The autoload field in the options table does not have an index, which means that the call to wp_load_alloptions()
is going to perform a full table scan. The more rows you have, the longer it will take. The more often you write to the options table, the less efficient MySQL’s internal caches are.
If the cached data is directly related to a post, you’re better off storing it in post meta. This will also save you a query every time you need to display the cached content, because post meta caches are (usually) primed during the post retrieval in WP_Query.
Your data structure for the meta value can vary, you can have a timestamp and perform your expensive query if the cached value is outdated, much like a transient would behave.
One other important think to keep in mind is that WordPress transients can be volatile in environments with persistent object caching. This means that if you store your cached data for 24 hours in a transient, there’s absolutely no guarantee it will be available in 23 hours, or 12, or even 5 minutes. The object cache backend for many installs is an in-memory key-value store such as Redis or Memcached, and if there’s not enough allocated memory to fit newer objects, older items will be evicted. This is a huge win for the meta storage approach.

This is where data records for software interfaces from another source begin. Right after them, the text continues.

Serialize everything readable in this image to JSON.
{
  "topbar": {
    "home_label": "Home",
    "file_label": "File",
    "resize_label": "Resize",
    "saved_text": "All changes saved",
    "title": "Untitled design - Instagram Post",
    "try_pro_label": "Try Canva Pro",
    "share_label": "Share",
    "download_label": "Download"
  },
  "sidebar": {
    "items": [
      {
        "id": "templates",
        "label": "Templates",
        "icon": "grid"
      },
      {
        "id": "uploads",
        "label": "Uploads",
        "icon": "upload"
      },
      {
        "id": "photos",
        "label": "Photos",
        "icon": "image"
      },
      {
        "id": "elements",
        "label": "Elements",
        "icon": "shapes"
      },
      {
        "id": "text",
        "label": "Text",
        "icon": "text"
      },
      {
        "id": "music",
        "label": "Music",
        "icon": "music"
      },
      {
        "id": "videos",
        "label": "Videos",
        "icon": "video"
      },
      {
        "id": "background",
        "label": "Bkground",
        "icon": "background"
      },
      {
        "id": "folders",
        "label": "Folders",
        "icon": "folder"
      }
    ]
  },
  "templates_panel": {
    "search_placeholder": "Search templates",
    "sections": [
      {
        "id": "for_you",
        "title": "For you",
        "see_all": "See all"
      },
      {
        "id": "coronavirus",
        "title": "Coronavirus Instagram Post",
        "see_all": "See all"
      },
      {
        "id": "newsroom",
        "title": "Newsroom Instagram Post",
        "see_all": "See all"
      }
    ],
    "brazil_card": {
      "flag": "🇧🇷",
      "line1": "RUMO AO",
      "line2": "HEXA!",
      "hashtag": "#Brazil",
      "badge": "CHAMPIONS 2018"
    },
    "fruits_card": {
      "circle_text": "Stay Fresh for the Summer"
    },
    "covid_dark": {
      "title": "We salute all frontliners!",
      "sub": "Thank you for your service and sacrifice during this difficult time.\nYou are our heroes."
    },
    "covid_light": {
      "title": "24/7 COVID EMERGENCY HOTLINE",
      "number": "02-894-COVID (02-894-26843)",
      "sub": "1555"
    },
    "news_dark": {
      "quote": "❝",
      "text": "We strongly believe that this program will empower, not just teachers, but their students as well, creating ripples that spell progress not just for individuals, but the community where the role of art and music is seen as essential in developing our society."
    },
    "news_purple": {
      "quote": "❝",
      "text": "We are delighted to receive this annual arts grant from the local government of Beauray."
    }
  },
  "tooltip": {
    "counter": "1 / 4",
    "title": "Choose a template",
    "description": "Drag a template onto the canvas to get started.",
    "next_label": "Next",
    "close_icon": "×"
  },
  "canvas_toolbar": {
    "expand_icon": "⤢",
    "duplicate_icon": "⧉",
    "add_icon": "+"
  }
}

Invalidation can be smarter too, i.e. why are you invalidating related posts caches in X hours? Is it because some content has changed? A new post has been added? A new tag has been assigned? Depending on your “complex and large query” you may choose to invalidate ONLY if something happened that is going to alter the results of your query.
Should I use Transient API to cache $related_posts array, or $html_output string? If I’ll cache $html_ouput string, will it reach some max-size limit? Should I maybe gzip it, before saving?
It depends a lot on the size of your string, since that’s the data that’s going to be flowing between PHP, MySQL, etc. You’ll need to try very hard to reach MySQL’s limits, but for example Memcached default per-object limit is only 1 mb.
How long does your “complex layout rendering logic” actually take? Run it through a profiler to find out. Chances are that it’s very fast will never become a bottleneck.
If that’s the case, I would suggest caching the post IDs. Not the WP_Post objects, because those will contain the full post contents, but just an array of post IDs. Then just use a WP_Query
with a post__in
which will result in a very fast MySQL query by primary key.
That said, if the data needed per item is fairly simple, perhaps title, thumbnail url and permalink, then you can store just those three, without the overhead of an extra round-trip to MySQL, and without the overhead of caching very long HTML strings.
Wow that’s a lot of words, hope that helps.